• Team Neurons
Abhishek Prabhudesai
Pooja Agarwal
Rohini Shimpatwar
Saurabh Aggarwal
Reference:
-https://github.com/KGSands
-https://learning.oreilly.com/library/view/deep-reinforcement-learning/9781788834247/ch12.html
-https://github.com/PacktPublishing/Deep-Reinforcement-Learning-Hands-On/tree/master/Chapter12
We would like to thank Keelan KGSands to provide us a baseline for our project. The fundamental of this chatbot implementation was inspired by his work and we were able to give it a shape according our need which was to provide the user of our application (crowd couting at a public plcae, Mall, stores, DMV etc.) an interface to give a crowd footfall estimation using an DQN learned chatbot.
The application comprises of a chatbot, that aims to give a user appropriate answers based on their queries. A learning agent uses a deep Q learning neural network to get the maximum reward and reply at a given point of time.
The application will be trained on a conversation csv, that will have all the possible conversations between chatbot and the user. The input to the neural network is a vector [S1, S2] which will be of size 2. The S1 will have the value of the current sentence or the question that will be entered by the user. To maintain the context, S2 will be storing the previous question entered by the user.
An action space, will be an array of [0, 1 ...21] and an action will be selected out of this action space.

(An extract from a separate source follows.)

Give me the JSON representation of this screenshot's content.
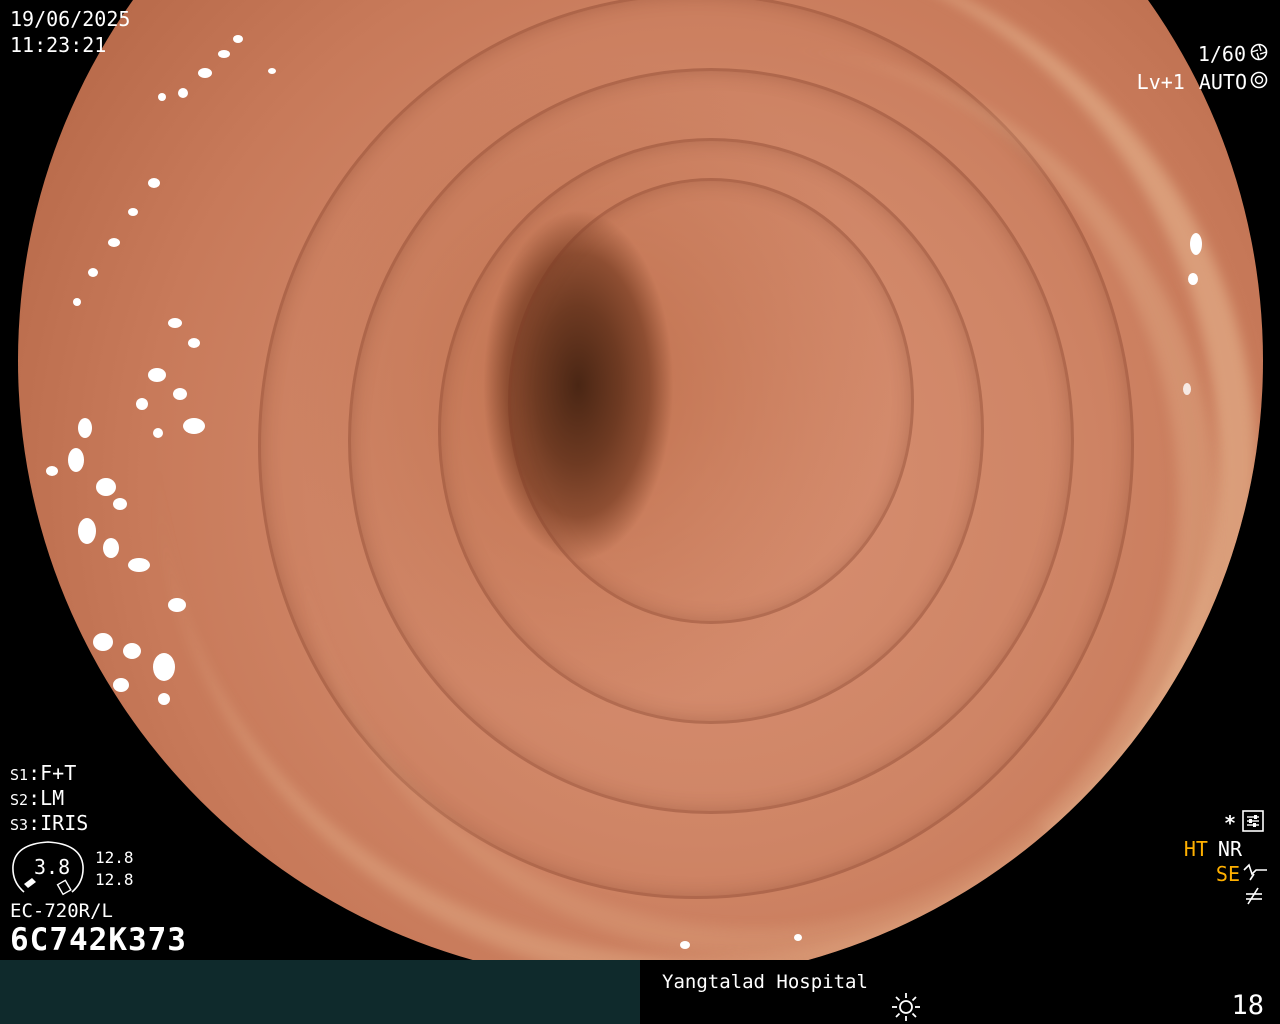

The actions will be one of the possible answers from [A0 ...A21]. The maximum Q-value will be selected for the answer during the testing phase out of [Q0…Q21]. The Q-value will give us an estimate of the aggregated future reward . The reward will be an integer value, that will be sent over to the agent when it gets an action.
• Environment
The main purpose of the environment class is to generate the random user conversation to train the chatbot agent and develop a reward function which takes current question and actions as the input and provides rewards as the output.
These randomly generated conversations will be used for training the neural network.
• Replay Memory
This is used to store the historical data so that it can be used during exploitation.
A number of 2-dimensional arrays are maintained with action to q value mapping containing historic data.
Q-values are updated with the formula: State Value = Reward + Discount_Rate* Max(Q value of next State)
• Neural Network
Structure of the Neural network required for estimating the Q value for the actions
Input layer: 2 neurons corresponding to state(Current State and Previous State) Hidden layer1: Dense layer of 20 neurons with Relu as an activation function Hidden layer2: Dense layer of 20 neurons with Relu as an activation function
Output Layer: Layer with 22 Neurons
• Agent
The main purpose of the Agent is to initialize the environment, train the Neural Network and take action - that is to choose the correct reply for the user question.
All the hyperparameters required for training the neural network like learning rate, exploration parameter epsilon, Replay memory size are initialized in the agent class.